Col ricorso in Cassazione Caia sottopose nuovamente ai giudici la tesi della riconciliazione, sostenendo che «la coabitazione e il ripristino del consortium vitae tra lei e il coniuge erano ripresi subito dopo la separazione, per iniziativa del marito e per un periodo continuativo e ininterrotto di circa dieci mesi» e aggiungendo poi che «le nuove liti e il prendersi e lasciarsi si riferivano ad un periodo successivo a quello dei dieci mesi in cui era ripresa la coabitazione e la comunione materiale e spirituale come coniugi».

I Giudici di Cassazione con l’ordinanza del 23 settembre 2022 hanno confermato le valutazioni e la decisione dei giudici di secondo grado ritenendo che «il lungo periodo di convivenza dove Caio si era trasferito a viver»,  «le trascrizioni di messaggi e le registrazioni di conversazioni intervenute tra i due coniugi fino alla data dell’instaurazione del giudizio di divorzio», pur consentendo di ritenere con certezza che «i coniugi avevano continuato a frequentarsi, prendendosi e lasciandosi diverse volte “,  non potevano comunque integrare alcuna riconciliazione.

A conferma anche il contenuto dei messaggi intercorsi tra i due dai quali è emerso secondo i Giudici, «la mancanza di volontà di ricostruzione del rapporto coniugale da parte della donna, che espressamente faceva riferimento all’infedeltà del marito e al desiderio di non essere più contattata, mentre dal tenore delle conversazioni tra moglie e marito emergeva l’accesa conflittualità tra loro, anche nei brevi periodi di incontro».

i Giudici della Cassazione hanno ritenuto che: «le prove addotte dalla donna non dimostrano in modo certo ed incontrovertibile l’avvenuta riconciliazione», che peraltro, viene precisato, «non consiste nel mero ripristino della situazione quo ante, ma nella ricostituzione del consorzio familiare attraverso la ricomposizione della comunione coniugale di vita, vale a dire la ripresa di relazioni reciproche, oggettivamente rilevanti, che sono tali da comportare il superamento di quelle condizioni che avevano reso intollerabile la prosecuzione della convivenza e che si concretizzano in un comportamento non equivoco incompatibile con lo stato di separazione».

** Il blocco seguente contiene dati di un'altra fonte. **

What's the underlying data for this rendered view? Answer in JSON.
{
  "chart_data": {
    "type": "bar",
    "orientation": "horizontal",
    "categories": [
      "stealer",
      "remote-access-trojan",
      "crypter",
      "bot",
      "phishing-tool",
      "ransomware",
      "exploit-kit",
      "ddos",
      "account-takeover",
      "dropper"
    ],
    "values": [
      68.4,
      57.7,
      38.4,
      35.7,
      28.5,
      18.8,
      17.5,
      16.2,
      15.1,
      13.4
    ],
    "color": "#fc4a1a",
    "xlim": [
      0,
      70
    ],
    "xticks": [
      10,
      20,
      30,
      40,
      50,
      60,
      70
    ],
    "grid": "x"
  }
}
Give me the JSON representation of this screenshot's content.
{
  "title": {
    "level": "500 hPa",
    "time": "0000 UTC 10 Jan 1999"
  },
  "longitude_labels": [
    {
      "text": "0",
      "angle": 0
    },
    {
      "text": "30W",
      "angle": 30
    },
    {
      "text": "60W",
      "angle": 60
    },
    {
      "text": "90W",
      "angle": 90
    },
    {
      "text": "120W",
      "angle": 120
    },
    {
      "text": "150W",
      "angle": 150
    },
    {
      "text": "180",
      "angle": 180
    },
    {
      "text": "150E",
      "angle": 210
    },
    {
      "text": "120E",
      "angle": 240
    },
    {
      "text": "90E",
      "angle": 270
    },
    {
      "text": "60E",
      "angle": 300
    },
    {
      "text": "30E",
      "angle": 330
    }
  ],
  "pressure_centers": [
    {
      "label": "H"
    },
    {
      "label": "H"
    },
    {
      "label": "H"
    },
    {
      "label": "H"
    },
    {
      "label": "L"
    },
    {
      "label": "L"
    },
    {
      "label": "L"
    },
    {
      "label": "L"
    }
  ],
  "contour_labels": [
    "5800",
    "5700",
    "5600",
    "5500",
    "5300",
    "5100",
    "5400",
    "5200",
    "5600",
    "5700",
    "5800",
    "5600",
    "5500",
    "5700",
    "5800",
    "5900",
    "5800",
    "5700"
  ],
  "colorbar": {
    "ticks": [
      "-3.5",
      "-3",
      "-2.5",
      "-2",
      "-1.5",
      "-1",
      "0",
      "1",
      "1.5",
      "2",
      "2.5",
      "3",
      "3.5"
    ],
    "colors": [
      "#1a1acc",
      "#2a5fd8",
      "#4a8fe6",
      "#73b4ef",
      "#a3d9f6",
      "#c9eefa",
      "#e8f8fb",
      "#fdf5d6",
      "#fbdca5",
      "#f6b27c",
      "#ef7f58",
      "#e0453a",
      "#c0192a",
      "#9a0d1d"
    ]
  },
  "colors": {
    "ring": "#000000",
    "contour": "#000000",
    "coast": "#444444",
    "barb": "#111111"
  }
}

La richiesta di Caia di un assegno divorzile più alto, giustificato  dal fatto di «avere lasciato il lavoro per dedicarsi alla famiglia» e a causa delle sue precarie «condizioni di salute»,  non ha trovato accoglimento ed i Giudici della Cassazione, nel confermare l’importo di € 600,00, hanno ribadito che i giudici del secondo grado nel decidere avevano tenuto conto di tali circostanze rilevanti oltre a quelle relative ad altri fattori  ossia «la durata – soli sette anni – del matrimonio; l’età della donna, affetta da grave malattia; la situazione economica dell’uomo, caratterizzata da un peggioramento del reddito a causa della crisi economica derivante dalla pandemia».